In her enthusiasm, Ms Shultz talked to journalists about her plans for a Heaven's Gate exhibit complete with male and female mannequins wearing the cult's black uniforms and "Away Team" patches. That was where the problem began.

The publicity reached the ears of the museum building's proprietors just as they were contemplating selling to capitalise on the Gaslamp Quarter's rising prices. They were not at all sure whether a Museum of Death generated the right kind of publicity.

John Day, a partner in the company that owns the building, said: "I've had a number of comments from various different people that this occupancy in the building was detracting from its value."

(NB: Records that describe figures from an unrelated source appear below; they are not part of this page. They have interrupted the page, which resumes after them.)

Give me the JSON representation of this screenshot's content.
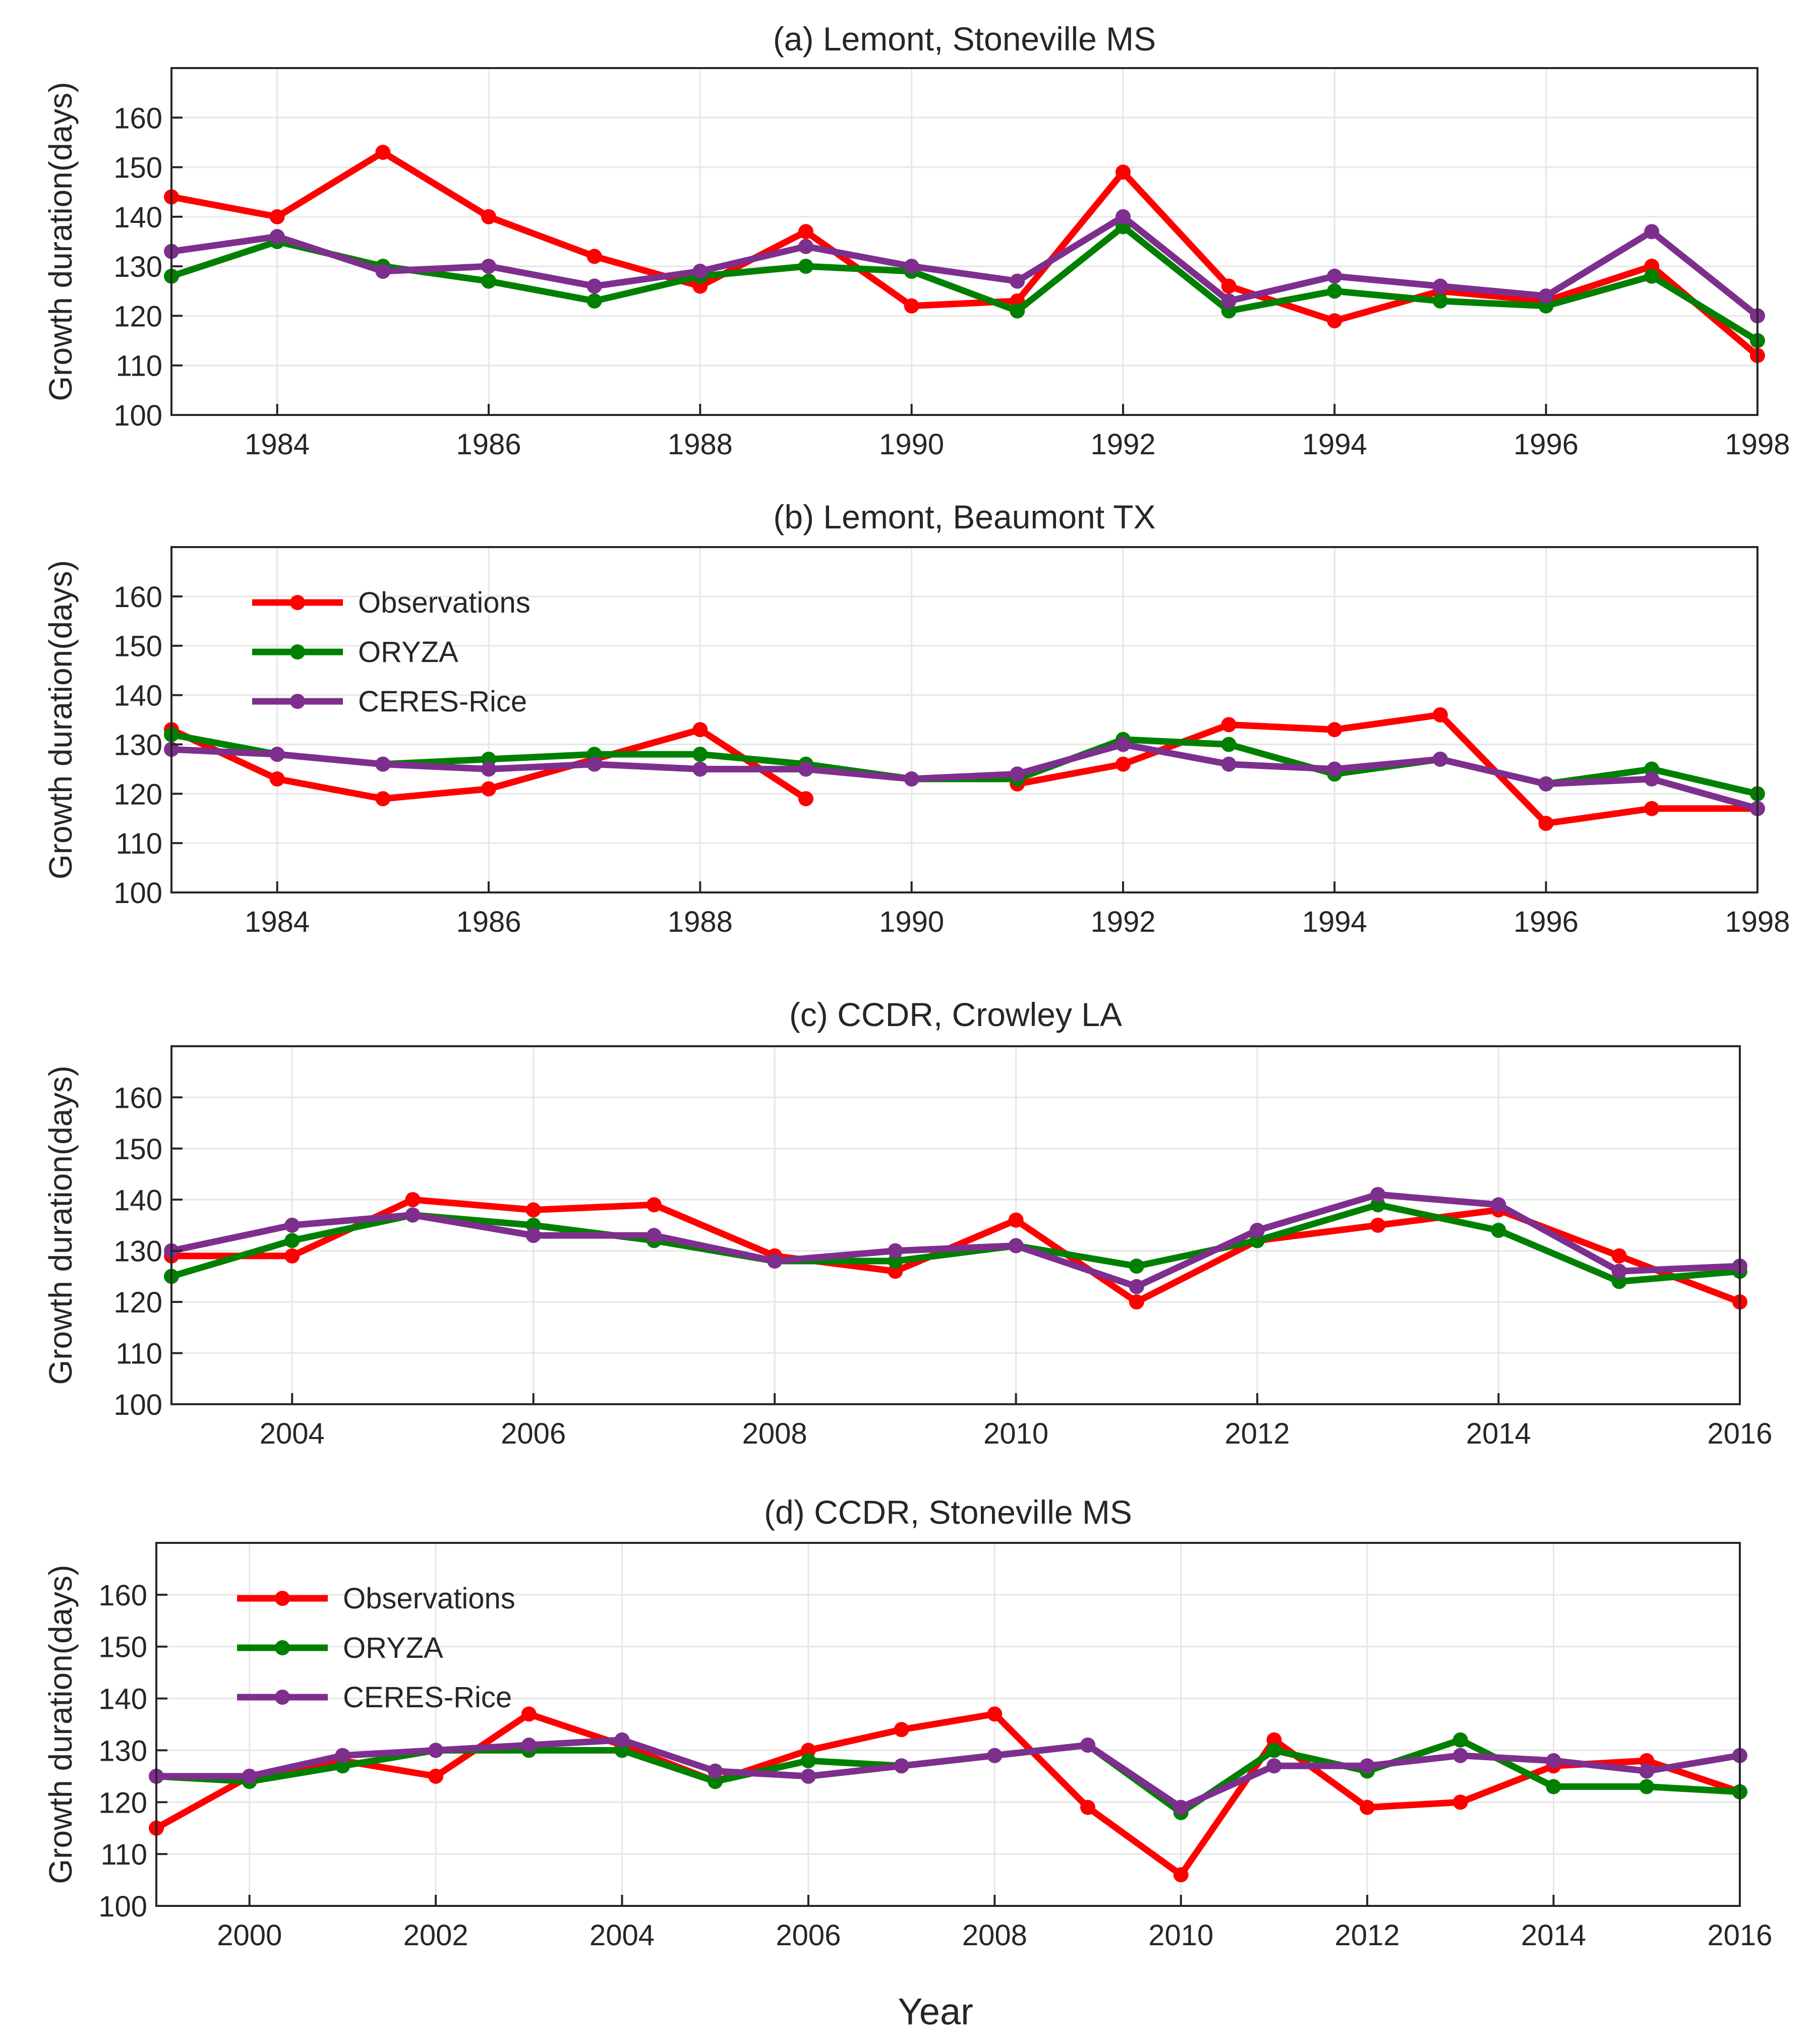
{
  "colors": {
    "observations": "#ff0000",
    "oryza": "#008000",
    "ceres": "#7e2f8e",
    "grid": "#e6e6e6",
    "axis": "#262626"
  },
  "figure": {
    "xlabel": "Year",
    "ylabel": "Growth duration(days)"
  },
  "chart_data": [
    {
      "type": "line",
      "title": "(a) Lemont, Stoneville MS",
      "xlabel": "",
      "ylabel": "Growth duration(days)",
      "xlim": [
        1983,
        1998
      ],
      "ylim": [
        100,
        170
      ],
      "xticks": [
        1984,
        1986,
        1988,
        1990,
        1992,
        1994,
        1996,
        1998
      ],
      "yticks": [
        100,
        110,
        120,
        130,
        140,
        150,
        160
      ],
      "grid": true,
      "legend": null,
      "x": [
        1983,
        1984,
        1985,
        1986,
        1987,
        1988,
        1989,
        1990,
        1991,
        1992,
        1993,
        1994,
        1995,
        1996,
        1997,
        1998
      ],
      "series": [
        {
          "name": "Observations",
          "key": "observations",
          "values": [
            144,
            140,
            153,
            140,
            132,
            126,
            137,
            122,
            123,
            149,
            126,
            119,
            125,
            123,
            130,
            112
          ]
        },
        {
          "name": "ORYZA",
          "key": "oryza",
          "values": [
            128,
            135,
            130,
            127,
            123,
            128,
            130,
            129,
            121,
            138,
            121,
            125,
            123,
            122,
            128,
            115
          ]
        },
        {
          "name": "CERES-Rice",
          "key": "ceres",
          "values": [
            133,
            136,
            129,
            130,
            126,
            129,
            134,
            130,
            127,
            140,
            123,
            128,
            126,
            124,
            137,
            120
          ]
        }
      ]
    },
    {
      "type": "line",
      "title": "(b) Lemont, Beaumont TX",
      "xlabel": "",
      "ylabel": "Growth duration(days)",
      "xlim": [
        1983,
        1998
      ],
      "ylim": [
        100,
        170
      ],
      "xticks": [
        1984,
        1986,
        1988,
        1990,
        1992,
        1994,
        1996,
        1998
      ],
      "yticks": [
        100,
        110,
        120,
        130,
        140,
        150,
        160
      ],
      "grid": true,
      "legend": "top-left",
      "x": [
        1983,
        1984,
        1985,
        1986,
        1987,
        1988,
        1989,
        1990,
        1991,
        1992,
        1993,
        1994,
        1995,
        1996,
        1997,
        1998
      ],
      "series": [
        {
          "name": "Observations",
          "key": "observations",
          "values": [
            133,
            123,
            119,
            121,
            127,
            133,
            119,
            null,
            122,
            126,
            134,
            133,
            136,
            114,
            117,
            117
          ]
        },
        {
          "name": "ORYZA",
          "key": "oryza",
          "values": [
            132,
            128,
            126,
            127,
            128,
            128,
            126,
            123,
            123,
            131,
            130,
            124,
            127,
            122,
            125,
            120
          ]
        },
        {
          "name": "CERES-Rice",
          "key": "ceres",
          "values": [
            129,
            128,
            126,
            125,
            126,
            125,
            125,
            123,
            124,
            130,
            126,
            125,
            127,
            122,
            123,
            117
          ]
        }
      ]
    },
    {
      "type": "line",
      "title": "(c) CCDR, Crowley LA",
      "xlabel": "",
      "ylabel": "Growth duration(days)",
      "xlim": [
        2003,
        2016
      ],
      "ylim": [
        100,
        170
      ],
      "xticks": [
        2004,
        2006,
        2008,
        2010,
        2012,
        2014,
        2016
      ],
      "yticks": [
        100,
        110,
        120,
        130,
        140,
        150,
        160
      ],
      "grid": true,
      "legend": null,
      "x": [
        2003,
        2004,
        2005,
        2006,
        2007,
        2008,
        2009,
        2010,
        2011,
        2012,
        2013,
        2014,
        2015,
        2016
      ],
      "series": [
        {
          "name": "Observations",
          "key": "observations",
          "values": [
            129,
            129,
            140,
            138,
            139,
            129,
            126,
            136,
            120,
            132,
            135,
            138,
            129,
            120
          ]
        },
        {
          "name": "ORYZA",
          "key": "oryza",
          "values": [
            125,
            132,
            137,
            135,
            132,
            128,
            128,
            131,
            127,
            132,
            139,
            134,
            124,
            126
          ]
        },
        {
          "name": "CERES-Rice",
          "key": "ceres",
          "values": [
            130,
            135,
            137,
            133,
            133,
            128,
            130,
            131,
            123,
            134,
            141,
            139,
            126,
            127
          ]
        }
      ]
    },
    {
      "type": "line",
      "title": "(d) CCDR, Stoneville MS",
      "xlabel": "Year",
      "ylabel": "Growth duration(days)",
      "xlim": [
        1999,
        2016
      ],
      "ylim": [
        100,
        170
      ],
      "xticks": [
        2000,
        2002,
        2004,
        2006,
        2008,
        2010,
        2012,
        2014,
        2016
      ],
      "yticks": [
        100,
        110,
        120,
        130,
        140,
        150,
        160
      ],
      "grid": true,
      "legend": "top-left",
      "x": [
        1999,
        2000,
        2001,
        2002,
        2003,
        2004,
        2005,
        2006,
        2007,
        2008,
        2009,
        2010,
        2011,
        2012,
        2013,
        2014,
        2015,
        2016
      ],
      "series": [
        {
          "name": "Observations",
          "key": "observations",
          "values": [
            115,
            125,
            128,
            125,
            137,
            131,
            124,
            130,
            134,
            137,
            119,
            106,
            132,
            119,
            120,
            127,
            128,
            122
          ]
        },
        {
          "name": "ORYZA",
          "key": "oryza",
          "values": [
            125,
            124,
            127,
            130,
            130,
            130,
            124,
            128,
            127,
            129,
            131,
            118,
            130,
            126,
            132,
            123,
            123,
            122
          ]
        },
        {
          "name": "CERES-Rice",
          "key": "ceres",
          "values": [
            125,
            125,
            129,
            130,
            131,
            132,
            126,
            125,
            127,
            129,
            131,
            119,
            127,
            127,
            129,
            128,
            126,
            129
          ]
        }
      ]
    }
  ]
}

Ms Shultz and Mr Healy were evicted. But they are positive, forward-thinking people, and it was not long before they had an alternative plan. To where could a self-respecting Museum of Death move? There was, of course, only one answer: Hollywood.

And so, on 1 January, in a defunct Mexican restaurant on Hollywood Boulevard, the museum will be resurrected. Being in Hollywood, it will naturally be bigger and better than ever. Ms Shultz is friends with Kenneth Anger, author of the definitive scandal catalogue Hollywood Babylon, and she hopes to raise the celebrity death element considerably.

Whatever one may think of the taste of it all, the ghoulish couple cannot be accused of lacking a sense of humour. Although still in their mid-thirties, they have plans for their own demise. Ms Shultz wants to be mummified and displayed in her own museum. Mr Healy wants to be pickled in a jar of formaldehyde.

As Ms Shultz said: "You need to shock people to get their attention in our society. Death isn't bad. We all do it."